To obtain an order directing pre-action discovery, petitioner must demonstrate (1) that it has a meritorious cause of action and (2) that the information sought is material and necessary to the actionable wrong ( Holzman v. Manhattan Bronx Surface Tr. Operating Auth., 271 AD2d 346, 347 [1st Dept 2000]).
In this case, petitioner has demonstrated that a meritorious cause of action exists and that petitioner is a potential defendant in such action. Petitioner has also demonstrated that the expert inspection is material and necessary for the preservation of information, specifically the condition of the Cherry Picker as at the time of the accident. Additionally, as a potential defendant petitioner is entitled to use CPLR 3102 (c) to obtain pre-action discovery in "in order to determine its defenses" ( Green v. Green's Auto Gear Parts Co., 35 AD2d 924, 925 [1st Dept 1970]).
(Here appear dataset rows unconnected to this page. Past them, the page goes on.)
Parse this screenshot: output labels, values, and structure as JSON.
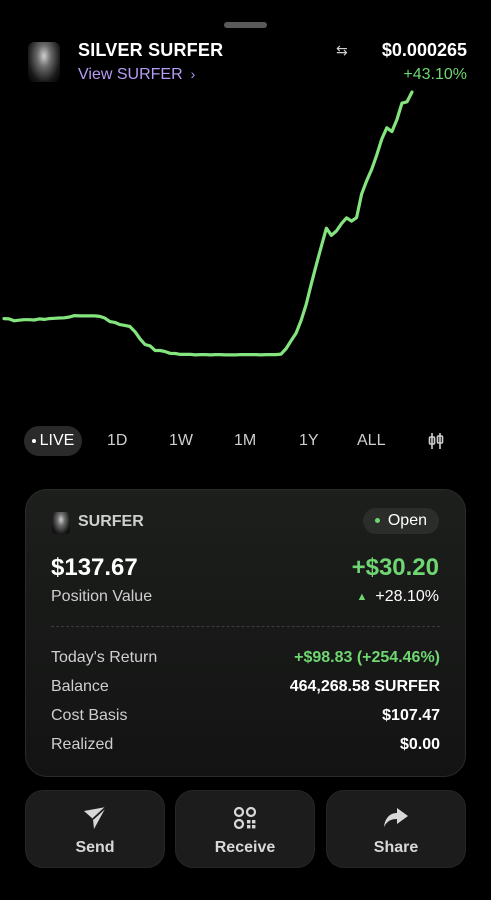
{
  "header": {
    "token_name": "SILVER SURFER",
    "view_link": "View SURFER",
    "swap_icon": "swap-arrows-icon",
    "price": "$0.000265",
    "change_pct": "+43.10%"
  },
  "chart_data": {
    "type": "line",
    "color": "#84e47e",
    "x": [
      0,
      1,
      2,
      3,
      4,
      5,
      6,
      7,
      8,
      9,
      10,
      11,
      12,
      13,
      14,
      15,
      16,
      17,
      18,
      19,
      20,
      21,
      22,
      23,
      24,
      25,
      26,
      27,
      28,
      29,
      30,
      31,
      32,
      33,
      34,
      35,
      36,
      37,
      38,
      39,
      40,
      41,
      42,
      43,
      44,
      45,
      46,
      47,
      48,
      49,
      50,
      51,
      52,
      53,
      54,
      55,
      56,
      57,
      58,
      59,
      60,
      61,
      62,
      63,
      64,
      65,
      66,
      67,
      68,
      69,
      70,
      71,
      72,
      73,
      74,
      75,
      76,
      77,
      78,
      79,
      80,
      81,
      82,
      83,
      84,
      85,
      86,
      87,
      88,
      89,
      90,
      91,
      92,
      93,
      94,
      95,
      96,
      97,
      98,
      99,
      100
    ],
    "values": [
      17.0,
      16.9,
      16.2,
      16.4,
      16.6,
      16.6,
      16.5,
      16.9,
      16.7,
      17.0,
      17.1,
      17.2,
      17.3,
      17.6,
      18.1,
      18.0,
      18.0,
      18.0,
      18.0,
      17.8,
      17.2,
      15.9,
      15.6,
      14.8,
      14.5,
      14.1,
      12.2,
      9.6,
      7.5,
      7.0,
      5.3,
      5.3,
      4.9,
      4.3,
      4.2,
      3.9,
      3.9,
      3.9,
      3.7,
      3.8,
      3.8,
      3.7,
      3.8,
      3.8,
      3.7,
      3.7,
      3.7,
      3.8,
      3.8,
      3.8,
      3.8,
      3.7,
      3.8,
      3.8,
      3.8,
      4.0,
      6.0,
      8.9,
      11.7,
      16.4,
      22.2,
      29.7,
      36.7,
      43.4,
      50.1,
      47.5,
      49.1,
      51.8,
      53.9,
      52.7,
      54.0,
      62.6,
      67.5,
      71.7,
      76.9,
      82.8,
      86.9,
      85.5,
      89.9,
      95.9,
      96.4,
      100.0
    ],
    "xlabel": "",
    "ylabel": ""
  },
  "ranges": {
    "live": "LIVE",
    "items": [
      "1D",
      "1W",
      "1M",
      "1Y",
      "ALL"
    ],
    "icon": "candlestick-toggle-icon"
  },
  "position": {
    "token": "SURFER",
    "status": "Open",
    "value": "$137.67",
    "value_label": "Position Value",
    "pnl": "+$30.20",
    "pnl_pct": "+28.10%",
    "rows": [
      {
        "label": "Today's Return",
        "value": "+$98.83 (+254.46%)"
      },
      {
        "label": "Balance",
        "value": "464,268.58 SURFER"
      },
      {
        "label": "Cost Basis",
        "value": "$107.47"
      },
      {
        "label": "Realized",
        "value": "$0.00"
      }
    ]
  },
  "actions": {
    "send": "Send",
    "receive": "Receive",
    "share": "Share"
  },
  "colors": {
    "accent_green": "#6fd672",
    "link_purple": "#b59cf5",
    "background": "#000000"
  }
}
Although respondent Sunbelt claims that the instant petition is rendered moot by the fact that the parties have already had access to "a visual and photographic inspection of the subject [Cherry Picker] on August 28, 2008, at the NYPD Erie Basin Police Impound Lot in Brooklyn, New York" (Aff. Of Saul Wilensky, ¶ 3), the court disagrees. However, this "inspection" was not a full and complete inspection. The Civil Practice rules are to be liberally construed and the rules of procedure provide for the full disclosure of all matter material and necessary in the prosecution or defense of an action regardless of the burden of proof (see CPLR §§ 104, 3101[a]). Here, there is great potential that the moving the Cherry Picker prior to expert inspection may alter the condition of the Cherry Picker from its August 5, 2008 condition. Consequently, the petitioner's designated expert should have access to the Cherry Picker in order to permit the expert to conduct his/her appropriate inspection and to formulate an analysis of the Cherry Picker's condition prior to any removal from the custody of the New York City Police Department. Accordingly, it is
ORDERED that respondent shall, within twenty (20) days, provide petitioner and all parties, including the estate of the decedents, with the opportunity to perform a full inspection of the subject Cherry Picker.
The foregoing constitutes the decision, order and judgment of the court.